Her face tightened with what seemed both frustration and yearning. It occurred to Nick that people made idols of “beautiful” people such as movie stars and heiresses because they so poignantly reminded lesser lights of the potential that they were born to realize, but remained always beyond their reach. Jessica, he feared, looking at her, the Queen, the Goddess whom people revered, seemed to remain beyond her own reach.
“It’s been at least an hour, hasn’t it?” she said. “Now I really am too damn hot.”
She pushed herself up out of the bubbles, and sat between two white candles on the side of the tub. Water laved off her skin and splashed onto marble. She appeared not to care if Nick saw her completely naked. She stretched out her arms above her, pushing out her large, round breasts. She pursed out her lips, then said, “Why don’t you get a few shots like this?”
He forced himself to look at her through glass and steam, while he listened to his camera’s mechanical ka-chunk, ka-chunk, ka-chunk.
She opened her legs for a moment, pulling one tanned, smoothly-muscled thigh up over the other as she rolled over onto her hip. He caught a glimpse of the smoothness below her belly, glistening with water and dripping bubbles.

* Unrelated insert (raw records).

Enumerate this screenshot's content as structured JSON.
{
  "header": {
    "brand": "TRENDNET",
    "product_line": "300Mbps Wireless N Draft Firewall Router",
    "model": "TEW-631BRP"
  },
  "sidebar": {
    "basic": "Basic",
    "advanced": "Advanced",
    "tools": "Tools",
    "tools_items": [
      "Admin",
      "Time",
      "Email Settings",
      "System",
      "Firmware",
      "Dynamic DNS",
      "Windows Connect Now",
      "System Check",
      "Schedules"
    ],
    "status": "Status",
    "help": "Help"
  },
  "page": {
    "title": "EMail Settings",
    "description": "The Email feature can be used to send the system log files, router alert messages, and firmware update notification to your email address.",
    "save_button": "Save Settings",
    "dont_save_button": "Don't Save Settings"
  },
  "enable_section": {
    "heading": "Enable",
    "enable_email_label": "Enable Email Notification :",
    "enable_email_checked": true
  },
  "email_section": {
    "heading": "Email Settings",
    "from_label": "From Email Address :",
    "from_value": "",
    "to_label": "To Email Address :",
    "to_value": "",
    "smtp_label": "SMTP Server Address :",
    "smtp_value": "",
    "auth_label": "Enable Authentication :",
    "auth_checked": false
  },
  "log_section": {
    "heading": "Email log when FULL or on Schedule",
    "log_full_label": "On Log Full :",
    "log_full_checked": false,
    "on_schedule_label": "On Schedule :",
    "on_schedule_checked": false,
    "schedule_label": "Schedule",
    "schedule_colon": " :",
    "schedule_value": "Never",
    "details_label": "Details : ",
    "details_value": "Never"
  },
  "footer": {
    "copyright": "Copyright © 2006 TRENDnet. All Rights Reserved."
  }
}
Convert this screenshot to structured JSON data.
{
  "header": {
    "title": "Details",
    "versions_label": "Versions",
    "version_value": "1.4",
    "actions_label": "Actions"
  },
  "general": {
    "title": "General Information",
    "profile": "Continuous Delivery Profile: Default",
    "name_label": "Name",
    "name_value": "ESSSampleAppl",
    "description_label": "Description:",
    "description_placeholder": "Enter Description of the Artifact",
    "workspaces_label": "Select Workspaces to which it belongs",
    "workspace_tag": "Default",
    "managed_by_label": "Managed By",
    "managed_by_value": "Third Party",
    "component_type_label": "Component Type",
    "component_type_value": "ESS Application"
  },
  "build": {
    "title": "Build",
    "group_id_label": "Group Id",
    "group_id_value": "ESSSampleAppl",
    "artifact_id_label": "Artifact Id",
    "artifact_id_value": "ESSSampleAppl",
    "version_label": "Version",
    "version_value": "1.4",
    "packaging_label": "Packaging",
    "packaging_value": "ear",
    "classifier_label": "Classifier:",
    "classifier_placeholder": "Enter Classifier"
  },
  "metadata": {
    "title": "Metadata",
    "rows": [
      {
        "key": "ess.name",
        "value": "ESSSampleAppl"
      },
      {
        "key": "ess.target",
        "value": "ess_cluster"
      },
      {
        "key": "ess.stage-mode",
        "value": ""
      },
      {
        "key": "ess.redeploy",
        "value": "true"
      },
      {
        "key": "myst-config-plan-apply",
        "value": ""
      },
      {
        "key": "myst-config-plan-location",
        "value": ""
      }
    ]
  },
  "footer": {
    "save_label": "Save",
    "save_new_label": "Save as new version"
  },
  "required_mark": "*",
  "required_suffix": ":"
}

“God – I really am a bitch, aren’t I?”
She used one of the candles to light a cigarette. She sucked in some smoke, then let it out in a little gray cloud that poisoned the air.
Nick set down his camera on the sink’s marble top. He looked at her for a long time as she sat smoking and looking back at him.
“I’m sure you’ve got some great shots,” she said. “You’re such a great photographer.”
She smiled at him, a truly warmhearted and radiant smile. It made him wish that he hadn’t put down his camera.
“I think I’ve been too upset by what happened with Sam,” she said. “Perhaps you can shoot me outside sometime, in the park.”
He could almost feel her disappointment in herself. Beneath a beauty he might have described as otherworldly, she seemed to long for something better in this world, and he couldn’t help wanting to love her for that.
“I know it’s late,” she said to him, “but would you like to have a glass of wine?”
“Sure, that would be great,” he said.
How could he say “no” to a woman who seemed so sad and alone?